The alleged mastermind behind the Sept. 11 attacks, Osama bin Laden, does not consider the fight against America to be an end, but instead a tactic — a means of achieving a larger goal — according to professor Michael Doran of the Department of Near Eastern Studies.
Doran, who spoke yesterday to a capacity audience in McCosh 28, articulated that bin Laden's real goal is to spread his radical vision of Islam to Muslims around the world.
"He believes that the existing order in the Middle East is corrupt and run by apostates," Doran said. "Thus, the real fight is a civil war between him and other Muslims, with the primary goal being the creation of a new order consistent with his vision."

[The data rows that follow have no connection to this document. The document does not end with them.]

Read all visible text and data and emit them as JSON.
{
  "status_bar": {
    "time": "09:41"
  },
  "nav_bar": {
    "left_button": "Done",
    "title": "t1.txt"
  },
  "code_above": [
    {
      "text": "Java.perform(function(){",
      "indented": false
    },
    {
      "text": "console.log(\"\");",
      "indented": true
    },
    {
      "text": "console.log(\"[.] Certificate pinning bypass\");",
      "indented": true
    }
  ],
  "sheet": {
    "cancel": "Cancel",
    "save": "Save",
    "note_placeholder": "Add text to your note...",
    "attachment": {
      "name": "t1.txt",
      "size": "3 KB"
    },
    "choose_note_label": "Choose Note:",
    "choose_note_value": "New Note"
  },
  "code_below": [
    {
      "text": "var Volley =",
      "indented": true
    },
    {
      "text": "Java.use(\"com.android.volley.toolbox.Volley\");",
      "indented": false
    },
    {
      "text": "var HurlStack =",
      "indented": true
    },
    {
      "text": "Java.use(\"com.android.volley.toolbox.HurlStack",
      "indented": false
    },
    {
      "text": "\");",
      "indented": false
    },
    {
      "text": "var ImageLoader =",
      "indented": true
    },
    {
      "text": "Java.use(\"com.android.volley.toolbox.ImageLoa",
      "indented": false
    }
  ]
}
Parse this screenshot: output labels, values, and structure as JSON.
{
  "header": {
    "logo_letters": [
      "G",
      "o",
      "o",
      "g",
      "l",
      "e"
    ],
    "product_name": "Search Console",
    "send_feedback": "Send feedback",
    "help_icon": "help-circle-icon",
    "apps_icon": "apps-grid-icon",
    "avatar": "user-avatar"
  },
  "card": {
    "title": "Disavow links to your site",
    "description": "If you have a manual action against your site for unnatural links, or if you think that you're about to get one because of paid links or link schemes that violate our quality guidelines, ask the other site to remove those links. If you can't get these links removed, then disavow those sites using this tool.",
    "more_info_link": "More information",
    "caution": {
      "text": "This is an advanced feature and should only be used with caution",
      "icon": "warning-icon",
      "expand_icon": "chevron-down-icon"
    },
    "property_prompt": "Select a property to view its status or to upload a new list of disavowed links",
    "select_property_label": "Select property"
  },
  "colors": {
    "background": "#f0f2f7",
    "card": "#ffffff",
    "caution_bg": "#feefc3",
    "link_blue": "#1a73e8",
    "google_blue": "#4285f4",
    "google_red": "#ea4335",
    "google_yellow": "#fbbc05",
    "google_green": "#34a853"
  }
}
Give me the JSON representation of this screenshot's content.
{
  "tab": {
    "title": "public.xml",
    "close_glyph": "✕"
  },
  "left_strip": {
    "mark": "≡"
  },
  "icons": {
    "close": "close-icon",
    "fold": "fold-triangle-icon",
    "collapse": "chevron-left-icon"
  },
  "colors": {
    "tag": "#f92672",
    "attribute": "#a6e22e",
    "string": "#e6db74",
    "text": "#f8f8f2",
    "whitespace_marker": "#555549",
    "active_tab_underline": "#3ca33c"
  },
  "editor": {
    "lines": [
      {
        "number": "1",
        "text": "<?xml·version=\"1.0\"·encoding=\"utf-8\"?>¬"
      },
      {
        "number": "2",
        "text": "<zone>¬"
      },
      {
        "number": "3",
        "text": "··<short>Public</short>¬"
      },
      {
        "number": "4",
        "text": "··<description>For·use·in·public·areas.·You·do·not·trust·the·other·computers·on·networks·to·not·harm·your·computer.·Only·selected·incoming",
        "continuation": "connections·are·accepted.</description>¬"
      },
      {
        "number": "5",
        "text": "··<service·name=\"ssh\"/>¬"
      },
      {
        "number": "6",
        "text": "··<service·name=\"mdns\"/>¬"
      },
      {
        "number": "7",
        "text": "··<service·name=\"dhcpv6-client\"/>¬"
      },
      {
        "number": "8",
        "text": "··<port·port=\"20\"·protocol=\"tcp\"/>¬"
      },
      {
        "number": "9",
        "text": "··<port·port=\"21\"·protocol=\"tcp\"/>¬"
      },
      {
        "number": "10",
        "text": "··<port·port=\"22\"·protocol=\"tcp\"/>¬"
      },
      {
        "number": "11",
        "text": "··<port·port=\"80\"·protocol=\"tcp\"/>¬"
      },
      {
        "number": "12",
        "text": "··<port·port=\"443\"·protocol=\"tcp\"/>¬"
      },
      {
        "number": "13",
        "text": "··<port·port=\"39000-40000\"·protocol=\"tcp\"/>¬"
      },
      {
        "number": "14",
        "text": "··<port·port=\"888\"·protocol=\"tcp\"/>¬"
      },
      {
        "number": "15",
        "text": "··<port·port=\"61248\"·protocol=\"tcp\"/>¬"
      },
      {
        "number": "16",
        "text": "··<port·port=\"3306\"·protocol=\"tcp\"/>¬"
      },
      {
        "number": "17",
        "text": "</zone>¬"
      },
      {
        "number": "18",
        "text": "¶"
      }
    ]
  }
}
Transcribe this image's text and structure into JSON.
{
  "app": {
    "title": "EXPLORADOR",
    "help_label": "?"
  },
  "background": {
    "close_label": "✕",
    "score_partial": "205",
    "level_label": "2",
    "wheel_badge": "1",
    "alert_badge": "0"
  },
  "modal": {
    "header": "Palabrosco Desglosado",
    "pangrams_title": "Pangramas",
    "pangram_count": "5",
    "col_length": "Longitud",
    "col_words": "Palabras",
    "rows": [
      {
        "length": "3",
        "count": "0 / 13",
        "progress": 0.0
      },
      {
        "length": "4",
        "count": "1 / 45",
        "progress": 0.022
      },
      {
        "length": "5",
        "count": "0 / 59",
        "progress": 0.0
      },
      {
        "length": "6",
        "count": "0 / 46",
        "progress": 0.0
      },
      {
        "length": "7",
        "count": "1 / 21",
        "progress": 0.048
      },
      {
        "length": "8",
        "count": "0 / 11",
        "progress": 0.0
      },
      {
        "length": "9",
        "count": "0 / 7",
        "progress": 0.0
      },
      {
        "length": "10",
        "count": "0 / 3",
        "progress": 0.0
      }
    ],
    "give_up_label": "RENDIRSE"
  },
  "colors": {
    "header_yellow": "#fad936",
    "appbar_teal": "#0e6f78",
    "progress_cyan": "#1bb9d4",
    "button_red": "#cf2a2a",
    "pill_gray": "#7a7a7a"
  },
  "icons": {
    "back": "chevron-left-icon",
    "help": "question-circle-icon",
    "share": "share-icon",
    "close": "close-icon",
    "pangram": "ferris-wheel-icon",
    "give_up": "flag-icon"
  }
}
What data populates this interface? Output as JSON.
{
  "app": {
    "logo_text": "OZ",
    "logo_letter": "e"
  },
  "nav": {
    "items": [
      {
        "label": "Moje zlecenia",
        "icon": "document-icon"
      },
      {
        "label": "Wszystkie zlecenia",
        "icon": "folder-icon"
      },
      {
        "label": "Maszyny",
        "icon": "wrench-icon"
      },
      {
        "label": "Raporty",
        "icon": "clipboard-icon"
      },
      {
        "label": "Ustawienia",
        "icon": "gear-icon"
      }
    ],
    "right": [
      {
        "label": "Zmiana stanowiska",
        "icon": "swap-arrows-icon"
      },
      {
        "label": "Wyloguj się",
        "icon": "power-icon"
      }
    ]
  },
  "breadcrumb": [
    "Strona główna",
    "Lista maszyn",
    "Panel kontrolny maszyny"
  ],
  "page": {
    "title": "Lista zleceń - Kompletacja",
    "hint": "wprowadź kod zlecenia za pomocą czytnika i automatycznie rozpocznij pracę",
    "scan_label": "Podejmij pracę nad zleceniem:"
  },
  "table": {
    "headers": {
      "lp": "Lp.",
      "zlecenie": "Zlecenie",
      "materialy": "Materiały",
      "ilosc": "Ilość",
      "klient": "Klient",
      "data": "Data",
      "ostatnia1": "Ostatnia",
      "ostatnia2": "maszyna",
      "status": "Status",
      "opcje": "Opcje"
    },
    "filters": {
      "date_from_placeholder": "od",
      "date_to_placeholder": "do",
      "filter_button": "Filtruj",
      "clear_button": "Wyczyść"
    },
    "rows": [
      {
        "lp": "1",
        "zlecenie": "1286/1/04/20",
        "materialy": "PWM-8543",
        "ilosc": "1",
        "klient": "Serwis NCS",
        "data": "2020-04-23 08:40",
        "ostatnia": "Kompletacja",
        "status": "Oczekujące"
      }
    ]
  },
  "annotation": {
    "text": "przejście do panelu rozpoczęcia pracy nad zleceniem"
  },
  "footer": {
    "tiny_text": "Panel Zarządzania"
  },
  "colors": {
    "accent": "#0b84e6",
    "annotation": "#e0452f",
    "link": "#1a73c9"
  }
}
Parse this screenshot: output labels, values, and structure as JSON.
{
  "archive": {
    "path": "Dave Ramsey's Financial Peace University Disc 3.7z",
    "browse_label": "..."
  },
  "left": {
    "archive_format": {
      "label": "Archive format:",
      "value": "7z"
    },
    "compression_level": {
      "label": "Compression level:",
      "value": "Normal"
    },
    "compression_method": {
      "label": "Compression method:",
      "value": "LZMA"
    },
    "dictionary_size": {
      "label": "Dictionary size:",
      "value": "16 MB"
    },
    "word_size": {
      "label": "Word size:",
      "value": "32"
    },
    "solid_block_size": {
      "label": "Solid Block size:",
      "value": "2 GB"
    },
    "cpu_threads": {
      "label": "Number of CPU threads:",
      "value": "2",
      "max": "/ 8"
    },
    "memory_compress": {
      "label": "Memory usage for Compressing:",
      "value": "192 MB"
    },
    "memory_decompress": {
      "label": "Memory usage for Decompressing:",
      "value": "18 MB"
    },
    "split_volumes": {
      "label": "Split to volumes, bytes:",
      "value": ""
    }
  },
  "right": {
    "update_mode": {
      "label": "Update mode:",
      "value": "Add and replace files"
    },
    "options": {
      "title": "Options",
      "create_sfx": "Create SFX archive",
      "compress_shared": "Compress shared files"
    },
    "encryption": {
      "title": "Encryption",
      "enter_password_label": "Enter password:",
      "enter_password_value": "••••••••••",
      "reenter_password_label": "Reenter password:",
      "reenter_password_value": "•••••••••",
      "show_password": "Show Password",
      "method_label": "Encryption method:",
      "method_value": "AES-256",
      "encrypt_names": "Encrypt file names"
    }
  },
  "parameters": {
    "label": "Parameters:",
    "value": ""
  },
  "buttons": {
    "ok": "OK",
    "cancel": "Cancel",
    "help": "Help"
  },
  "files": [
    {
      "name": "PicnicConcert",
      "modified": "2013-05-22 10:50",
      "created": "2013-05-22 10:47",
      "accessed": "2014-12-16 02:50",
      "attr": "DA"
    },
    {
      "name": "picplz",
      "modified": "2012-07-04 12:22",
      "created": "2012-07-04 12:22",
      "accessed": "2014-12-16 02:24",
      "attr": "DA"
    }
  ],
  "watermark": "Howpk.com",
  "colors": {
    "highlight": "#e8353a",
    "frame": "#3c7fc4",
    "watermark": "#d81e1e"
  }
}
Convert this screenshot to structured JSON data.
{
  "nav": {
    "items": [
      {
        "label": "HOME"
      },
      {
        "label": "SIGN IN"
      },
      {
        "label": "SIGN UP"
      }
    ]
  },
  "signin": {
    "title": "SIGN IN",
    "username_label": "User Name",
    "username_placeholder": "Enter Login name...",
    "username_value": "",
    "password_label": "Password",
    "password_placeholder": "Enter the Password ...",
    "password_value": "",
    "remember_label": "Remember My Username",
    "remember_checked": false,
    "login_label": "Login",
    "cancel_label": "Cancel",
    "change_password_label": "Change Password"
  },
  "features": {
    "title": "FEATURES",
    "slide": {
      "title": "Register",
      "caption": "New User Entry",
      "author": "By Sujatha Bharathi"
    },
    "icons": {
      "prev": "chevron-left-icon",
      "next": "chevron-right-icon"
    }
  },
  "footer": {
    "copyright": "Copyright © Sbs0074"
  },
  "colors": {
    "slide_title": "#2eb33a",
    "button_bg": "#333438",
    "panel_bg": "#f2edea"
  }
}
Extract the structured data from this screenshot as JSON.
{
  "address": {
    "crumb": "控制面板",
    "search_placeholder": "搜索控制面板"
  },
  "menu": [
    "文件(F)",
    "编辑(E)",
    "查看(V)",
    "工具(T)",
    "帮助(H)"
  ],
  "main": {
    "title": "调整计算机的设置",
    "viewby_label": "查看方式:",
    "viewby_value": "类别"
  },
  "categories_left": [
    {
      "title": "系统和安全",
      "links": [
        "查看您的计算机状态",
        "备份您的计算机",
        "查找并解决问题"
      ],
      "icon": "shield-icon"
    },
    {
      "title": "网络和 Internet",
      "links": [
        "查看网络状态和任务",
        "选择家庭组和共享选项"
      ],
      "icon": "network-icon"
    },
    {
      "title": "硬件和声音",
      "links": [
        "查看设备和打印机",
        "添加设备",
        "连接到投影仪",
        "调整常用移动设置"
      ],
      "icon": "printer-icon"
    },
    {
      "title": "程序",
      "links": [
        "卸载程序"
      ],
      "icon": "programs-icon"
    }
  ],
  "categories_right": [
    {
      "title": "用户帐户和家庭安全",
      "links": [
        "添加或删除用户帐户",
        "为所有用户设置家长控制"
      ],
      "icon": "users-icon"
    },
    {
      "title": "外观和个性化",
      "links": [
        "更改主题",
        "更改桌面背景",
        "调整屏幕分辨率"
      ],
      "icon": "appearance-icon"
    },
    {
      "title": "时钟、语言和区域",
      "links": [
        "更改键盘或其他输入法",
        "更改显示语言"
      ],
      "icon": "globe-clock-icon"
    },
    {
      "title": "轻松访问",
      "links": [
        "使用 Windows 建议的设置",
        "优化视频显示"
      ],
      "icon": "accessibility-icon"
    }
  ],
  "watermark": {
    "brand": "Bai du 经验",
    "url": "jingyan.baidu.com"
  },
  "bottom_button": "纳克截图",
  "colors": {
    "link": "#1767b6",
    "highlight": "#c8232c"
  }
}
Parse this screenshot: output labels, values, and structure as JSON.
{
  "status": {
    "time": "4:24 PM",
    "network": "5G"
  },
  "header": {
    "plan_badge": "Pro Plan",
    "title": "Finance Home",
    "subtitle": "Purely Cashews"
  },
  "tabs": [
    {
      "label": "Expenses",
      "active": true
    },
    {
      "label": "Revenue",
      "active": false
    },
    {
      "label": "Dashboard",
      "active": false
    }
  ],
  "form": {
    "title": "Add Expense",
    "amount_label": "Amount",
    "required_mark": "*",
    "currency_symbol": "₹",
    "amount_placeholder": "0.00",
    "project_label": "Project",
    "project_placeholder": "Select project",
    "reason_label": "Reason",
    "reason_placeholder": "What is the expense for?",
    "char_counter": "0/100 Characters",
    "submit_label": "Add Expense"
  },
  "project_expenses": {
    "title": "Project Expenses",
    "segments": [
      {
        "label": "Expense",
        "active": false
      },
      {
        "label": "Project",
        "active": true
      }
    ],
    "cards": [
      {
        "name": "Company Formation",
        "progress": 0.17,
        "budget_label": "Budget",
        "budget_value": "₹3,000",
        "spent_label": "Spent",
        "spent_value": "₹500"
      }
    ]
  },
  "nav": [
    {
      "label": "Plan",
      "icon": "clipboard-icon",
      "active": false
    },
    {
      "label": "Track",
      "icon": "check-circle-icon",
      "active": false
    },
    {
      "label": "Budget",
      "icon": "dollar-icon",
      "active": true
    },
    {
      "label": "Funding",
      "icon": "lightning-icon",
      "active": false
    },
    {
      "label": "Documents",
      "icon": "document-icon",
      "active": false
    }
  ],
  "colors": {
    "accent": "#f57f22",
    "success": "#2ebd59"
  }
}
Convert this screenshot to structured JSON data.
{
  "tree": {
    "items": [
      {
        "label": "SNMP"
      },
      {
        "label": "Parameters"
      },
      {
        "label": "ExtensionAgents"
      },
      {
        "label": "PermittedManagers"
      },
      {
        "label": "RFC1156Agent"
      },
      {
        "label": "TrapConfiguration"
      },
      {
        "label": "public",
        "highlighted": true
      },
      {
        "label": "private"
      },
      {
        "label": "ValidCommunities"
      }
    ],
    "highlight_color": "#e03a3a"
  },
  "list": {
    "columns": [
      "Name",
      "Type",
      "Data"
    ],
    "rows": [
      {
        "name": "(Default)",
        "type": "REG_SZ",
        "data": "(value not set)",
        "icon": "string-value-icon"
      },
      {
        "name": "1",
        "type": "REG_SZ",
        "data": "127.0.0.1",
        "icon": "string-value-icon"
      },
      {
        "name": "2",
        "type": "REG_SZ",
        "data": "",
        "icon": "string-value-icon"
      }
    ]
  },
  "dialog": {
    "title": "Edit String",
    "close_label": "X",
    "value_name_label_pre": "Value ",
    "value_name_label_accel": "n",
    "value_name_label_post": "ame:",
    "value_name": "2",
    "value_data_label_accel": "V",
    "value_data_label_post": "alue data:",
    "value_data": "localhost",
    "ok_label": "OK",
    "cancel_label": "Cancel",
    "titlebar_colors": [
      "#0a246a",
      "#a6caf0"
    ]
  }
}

Doran said he believes that, since Sept. 11, many Americans and people around the world have incorrectly viewed bin Laden as the leader of an organization whose primary goal is to kill Americans. This theory, though true to some degree, he said, leaves out what Doran calls the "heart of bin Laden's ideological campaign against us."
Bin Laden wants to provoke us," Doran said. "He believes, for example, that the sight of what we are doing in Afghanistan may serve as a catalyst and cause the people of Saudi Arabia to revolt against the regime that exists there."
Bin Laden's hostility toward the government of Saudi Arabia is based on his belief that the regime is hostile to Islam in that it accepts the faith yet has fallen away from it, according to Doran. Bin Laden's feelings toward the rulers of Saudi Arabia are analogous to those he has toward other Islamic states, including Pakistan.
The United States, Doran said, emerges as a convenient target for bin Laden and his radical followers, whom he calls 'Salafi' Muslims, because of the "propaganda value of attacking the U.S."
This "propaganda value," Doran continued, is the direct result of a sentiment in the Islamic world that the United States is indifferent to Arab needs. He pointed to American involvement in conflicts where many Muslims have died, the United States' pro-Israeli position in the ongoing Israeli-Palestinian conflict and the Persian Gulf War as some of the reasons "why resentment of the U.S. exists in the Arab world."
Fundamentally, Doran asserted, bin Laden wants his fellow Muslims to rigidly adhere to Islamic law. Failure to do so, he believes, "is the equivalent of worshipping an idol and not God."
Capitalizing on the United States' role in the Islamic world, Doran contends, is bin Laden's way of achieving the goal of bringing lax Muslims and lax Islamic regimes back to the faith.
Keeping bin Laden's means and ends in mind, Do-ran concluded "his sword is, in effect, sim-ultaneously lashing out at the U.S. and the reigning order in the Islamic world."